大型推理模型（LRMs）在测试时耗费大量计算资源于冗长的思维链（CoT）追踪上，然而，何种特性构成有效的CoT仍不明确。尽管先前的研究报告称，通过延长CoT和增加回顾（即重新审视早期步骤）——借助附加的“等待”标记——可带来性能提升，但近期研究却表明，较短的思考过程可能优于较长的追踪。因此，我们针对数学与科学推理领域，对十种LRMs进行了系统性评估。与“越长越好”的普遍观点相反，我们发现，无论是简单的CoT延长还是增加回顾，均与准确率的*降低*相关联。随着CoT逐步展开，基于标记级别的度量标准可能会将冗长与过程质量混为一谈。为此，我们引入了一种CoT的图结构视图，以提取其结构并识别出一个单一统计量——*失败步骤比例（FSF）*，即被放弃分支中步骤所占的比例——该指标在预测模型正确性方面，持续优于长度和回顾比例。为了探究因果关系，我们设计了两项干预措施。首先，在测试时根据各指标对候选CoT进行排序，其中FSF带来了最大的pass@1增益；其次，我们编辑CoT以移除失败分支，此举显著提高了准确率，表明失败分支会干扰后续推理。

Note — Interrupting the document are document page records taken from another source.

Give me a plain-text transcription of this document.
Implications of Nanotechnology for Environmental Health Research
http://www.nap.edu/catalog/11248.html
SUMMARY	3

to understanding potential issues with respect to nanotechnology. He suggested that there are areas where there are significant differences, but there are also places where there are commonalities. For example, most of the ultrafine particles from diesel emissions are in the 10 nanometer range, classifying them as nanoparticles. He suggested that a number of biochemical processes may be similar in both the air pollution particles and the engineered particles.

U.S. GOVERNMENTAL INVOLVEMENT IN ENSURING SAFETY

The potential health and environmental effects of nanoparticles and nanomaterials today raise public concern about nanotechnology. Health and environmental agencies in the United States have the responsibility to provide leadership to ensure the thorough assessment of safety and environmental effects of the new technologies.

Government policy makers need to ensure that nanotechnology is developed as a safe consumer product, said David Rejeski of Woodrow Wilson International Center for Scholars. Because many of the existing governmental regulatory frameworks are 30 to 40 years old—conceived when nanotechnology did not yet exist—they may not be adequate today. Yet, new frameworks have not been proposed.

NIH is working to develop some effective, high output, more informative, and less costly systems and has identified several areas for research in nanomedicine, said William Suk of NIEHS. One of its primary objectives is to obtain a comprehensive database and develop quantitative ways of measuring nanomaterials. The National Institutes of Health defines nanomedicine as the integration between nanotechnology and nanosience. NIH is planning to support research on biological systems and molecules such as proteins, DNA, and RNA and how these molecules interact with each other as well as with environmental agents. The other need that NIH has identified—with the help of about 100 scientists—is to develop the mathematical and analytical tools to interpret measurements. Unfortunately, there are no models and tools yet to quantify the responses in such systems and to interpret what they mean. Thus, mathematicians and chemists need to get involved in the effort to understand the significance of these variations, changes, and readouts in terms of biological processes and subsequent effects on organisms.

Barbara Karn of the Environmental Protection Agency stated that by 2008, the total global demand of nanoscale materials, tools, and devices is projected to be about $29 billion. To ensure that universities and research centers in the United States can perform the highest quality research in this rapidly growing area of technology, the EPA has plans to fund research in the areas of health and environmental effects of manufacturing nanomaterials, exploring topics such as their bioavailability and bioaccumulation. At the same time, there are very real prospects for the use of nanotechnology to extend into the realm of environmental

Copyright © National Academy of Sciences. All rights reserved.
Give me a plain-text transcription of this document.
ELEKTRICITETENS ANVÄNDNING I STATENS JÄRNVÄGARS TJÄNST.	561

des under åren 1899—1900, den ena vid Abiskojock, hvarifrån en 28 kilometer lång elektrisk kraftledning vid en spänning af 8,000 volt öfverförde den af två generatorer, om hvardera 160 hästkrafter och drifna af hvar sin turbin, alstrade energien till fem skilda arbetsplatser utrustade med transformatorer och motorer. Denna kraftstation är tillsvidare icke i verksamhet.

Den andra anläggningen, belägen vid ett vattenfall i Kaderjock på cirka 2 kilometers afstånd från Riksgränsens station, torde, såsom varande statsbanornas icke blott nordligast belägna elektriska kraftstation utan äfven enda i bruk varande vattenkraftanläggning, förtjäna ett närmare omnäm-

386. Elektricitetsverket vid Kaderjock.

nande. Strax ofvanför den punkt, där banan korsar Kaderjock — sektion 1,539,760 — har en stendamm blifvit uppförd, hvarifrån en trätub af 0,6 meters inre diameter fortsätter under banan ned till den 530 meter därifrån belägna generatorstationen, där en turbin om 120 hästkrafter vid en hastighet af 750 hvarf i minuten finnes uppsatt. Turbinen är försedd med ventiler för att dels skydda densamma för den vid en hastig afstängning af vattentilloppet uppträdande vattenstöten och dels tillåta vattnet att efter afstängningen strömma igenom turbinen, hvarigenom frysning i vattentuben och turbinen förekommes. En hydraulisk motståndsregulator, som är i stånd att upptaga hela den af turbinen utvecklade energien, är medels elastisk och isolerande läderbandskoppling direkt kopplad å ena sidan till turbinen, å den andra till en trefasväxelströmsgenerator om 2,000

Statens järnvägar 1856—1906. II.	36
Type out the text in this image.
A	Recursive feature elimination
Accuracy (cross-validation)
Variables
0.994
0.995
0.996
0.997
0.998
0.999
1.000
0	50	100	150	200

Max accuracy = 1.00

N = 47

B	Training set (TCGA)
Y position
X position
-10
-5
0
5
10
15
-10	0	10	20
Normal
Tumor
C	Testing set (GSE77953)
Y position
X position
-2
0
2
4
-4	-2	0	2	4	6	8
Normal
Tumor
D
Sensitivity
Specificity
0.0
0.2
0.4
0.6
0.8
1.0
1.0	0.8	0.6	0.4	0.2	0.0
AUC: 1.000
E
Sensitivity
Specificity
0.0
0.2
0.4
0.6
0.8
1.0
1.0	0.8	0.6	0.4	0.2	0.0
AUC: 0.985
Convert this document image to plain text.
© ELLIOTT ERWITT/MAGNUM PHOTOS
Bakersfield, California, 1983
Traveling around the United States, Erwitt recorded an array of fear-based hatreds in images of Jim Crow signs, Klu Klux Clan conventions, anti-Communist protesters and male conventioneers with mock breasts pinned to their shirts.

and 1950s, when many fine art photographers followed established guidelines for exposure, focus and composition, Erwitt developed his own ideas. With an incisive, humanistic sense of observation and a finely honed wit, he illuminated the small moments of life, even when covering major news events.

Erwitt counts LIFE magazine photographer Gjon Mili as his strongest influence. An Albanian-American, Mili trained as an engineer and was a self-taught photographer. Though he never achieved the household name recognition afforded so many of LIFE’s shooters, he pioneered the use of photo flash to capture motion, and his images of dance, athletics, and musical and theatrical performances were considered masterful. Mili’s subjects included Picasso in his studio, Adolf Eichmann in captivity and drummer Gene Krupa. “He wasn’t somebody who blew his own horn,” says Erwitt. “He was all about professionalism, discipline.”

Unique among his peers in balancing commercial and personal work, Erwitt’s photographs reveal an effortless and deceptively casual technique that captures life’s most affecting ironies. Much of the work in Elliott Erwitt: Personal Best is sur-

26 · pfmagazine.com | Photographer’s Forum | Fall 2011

综合这些结果，我们总结出有效CoT的特征在于*失败更少*，并支持在测试时进行*结构感知*的扩展，而非不加选择地生成长CoT。

English

Large reasoning models (LRMs) spend substantial test-time compute on long chain-of-thought (CoT) traces, but what *characterizes* an effective CoT remains unclear. While prior work reports gains from lengthening CoTs and increasing review (revisiting earlier steps) via appended *wait* tokens, recent studies suggest that shorter thinking can outperform longer traces. We therefore conduct a systematic evaluation across ten LRMs on math and scientific reasoning. Contrary to the "longer-is-better" narrative, we find that both naive CoT lengthening and increased review are associated with *lower* accuracy. As CoT unfolds step by step, token-level metrics can conflate verbosity with process quality. We introduce a graph view of CoT to extract structure and identify a single statistic-the *Failed-Step Fraction (FSF)*, the fraction of steps in abandoned branches-that consistently outpredicts length and review ratio for correctness across models. To probe causality, we design two interventions. First, we rank candidate CoTs by each metric at test time, where FSF yields the largest pass@1 gains; second, we edit CoTs to remove failed branches, which significantly improves accuracy, indicating that failed branches bias subsequent reasoning. Taken together, these results characterize effective CoTs as those that *fail less* and support *structure-aware* test-time scaling over indiscriminately generating long CoT.